International Journal of applied mathematics and computer science

online read us now

Paper details

Number 1 - March 2024
Volume 34 - 2024

Wide gaps and Kleinberg’s clustering axioms for k-means

Mieczysław A. Kłopotek

Abstract
The widely applied k-means algorithm produces clusterings that violate our expectations with respect to high/low similarity/density within/between clusters and is in conflict with Kleinberg’s axiomatic system for distance based clustering algorithms that formalizes those expectations. In particular, k-means violates the consistency axiom. We hypothesise that this clash is due to the unexplained expectation that the data themselves should have the property of being clusterable in order to expect the algorithm clustering them to fit a clustering axiomatic system. To demonstrate this, we introduce two new clusterability properties, i.e., variational k-separability and residual k-separability, and show that then Kleinberg’s consistency axiom holds for k-means operating in the Euclidean or non-Euclidean space. Furthermore, we propose extensions of the k-means algorithm that fit approximately Kleinberg’s richness axiom, which does not hold for k-means. In this way, we reconcile k-means with Kleinberg’s axiomatic framework in Euclidean and non-Euclidean settings.
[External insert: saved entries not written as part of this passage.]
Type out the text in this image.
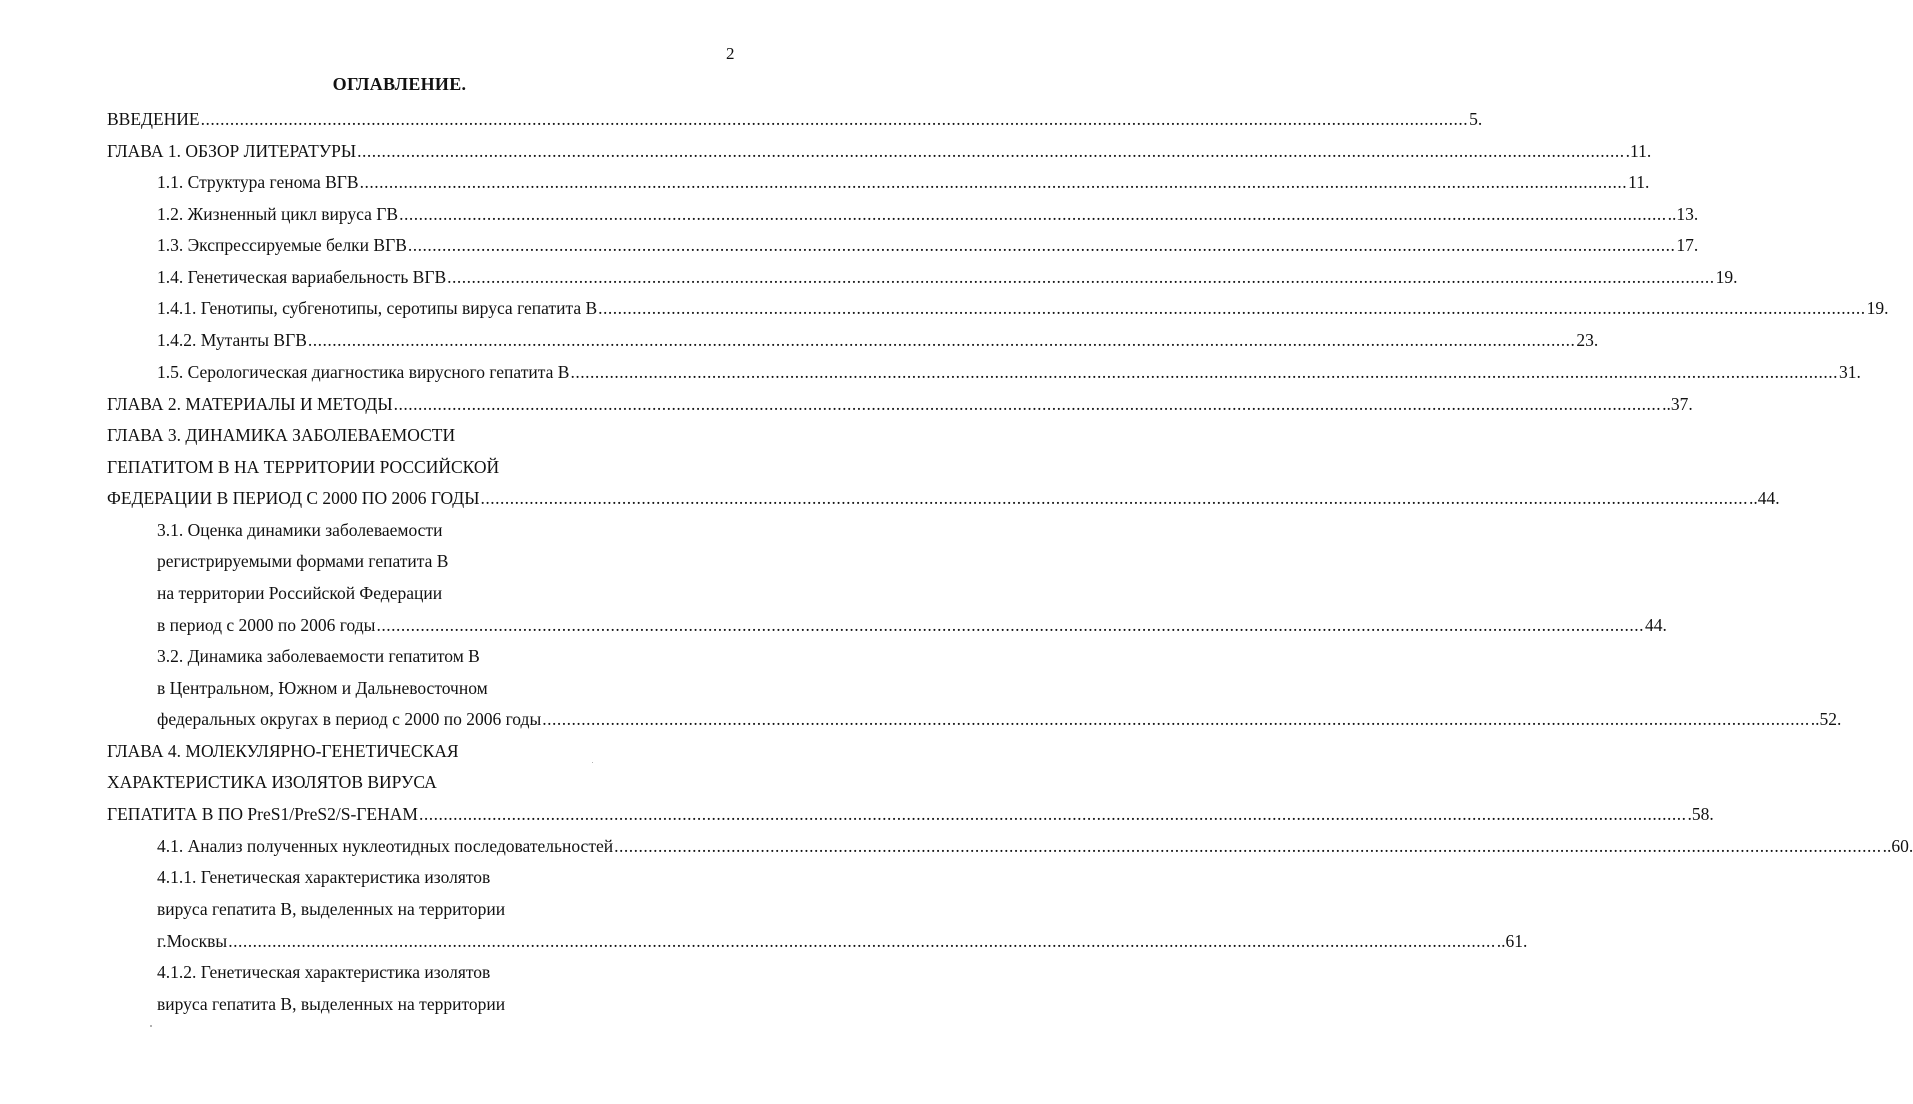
2
ОГЛАВЛЕНИЕ.
ВВЕДЕНИЕ .....	5.
ГЛАВА 1. ОБЗОР ЛИТЕРАТУРЫ .....	.11.
1.1. Структура генома ВГВ .....	11.
1.2. Жизненный цикл вируса ГВ .....	..13.
1.3. Экспрессируемые белки ВГВ .....	17.
1.4. Генетическая вариабельность ВГВ .....	19.
1.4.1. Генотипы, субгенотипы, серотипы вируса гепатита В .....	19.
1.4.2. Мутанты ВГВ .....	23.
1.5. Серологическая диагностика вирусного гепатита В .....	31.
ГЛАВА 2. МАТЕРИАЛЫ И МЕТОДЫ .....	..37.
ГЛАВА 3. ДИНАМИКА ЗАБОЛЕВАЕМОСТИ
ГЕПАТИТОМ В НА ТЕРРИТОРИИ РОССИЙСКОЙ
ФЕДЕРАЦИИ В ПЕРИОД С 2000 ПО 2006 ГОДЫ .....	..44.
3.1. Оценка динамики заболеваемости
регистрируемыми формами гепатита В
на территории Российской Федерации
в период с 2000 по 2006 годы .....	44.
3.2. Динамика заболеваемости гепатитом В
в Центральном, Южном и Дальневосточном
федеральных округах в период с 2000 по 2006 годы .....	..52.
ГЛАВА 4. МОЛЕКУЛЯРНО-ГЕНЕТИЧЕСКАЯ
ХАРАКТЕРИСТИКА ИЗОЛЯТОВ ВИРУСА
ГЕПАТИТА В ПО PreS1/PreS2/S-ГЕНАМ .....	.58.
4.1. Анализ полученных нуклеотидных последовательностей .....	..60.
4.1.1. Генетическая характеристика изолятов
вируса гепатита В, выделенных на территории
г.Москвы .....	..61.
4.1.2. Генетическая характеристика изолятов
вируса гепатита В, выделенных на территории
Besides contribution to the theory of axiomatic frameworks of clustering and to clusterability theory, the practical benefit is the possibility to construct datasets for testing purposes of algorithms optimizing the k-means cost function. This includes a method of construction of clusterable data with a global optimum known in advance.

Keywords
clustering theory, clustering axioms, clusterability

DOI
10.61822/amcs-2024-0010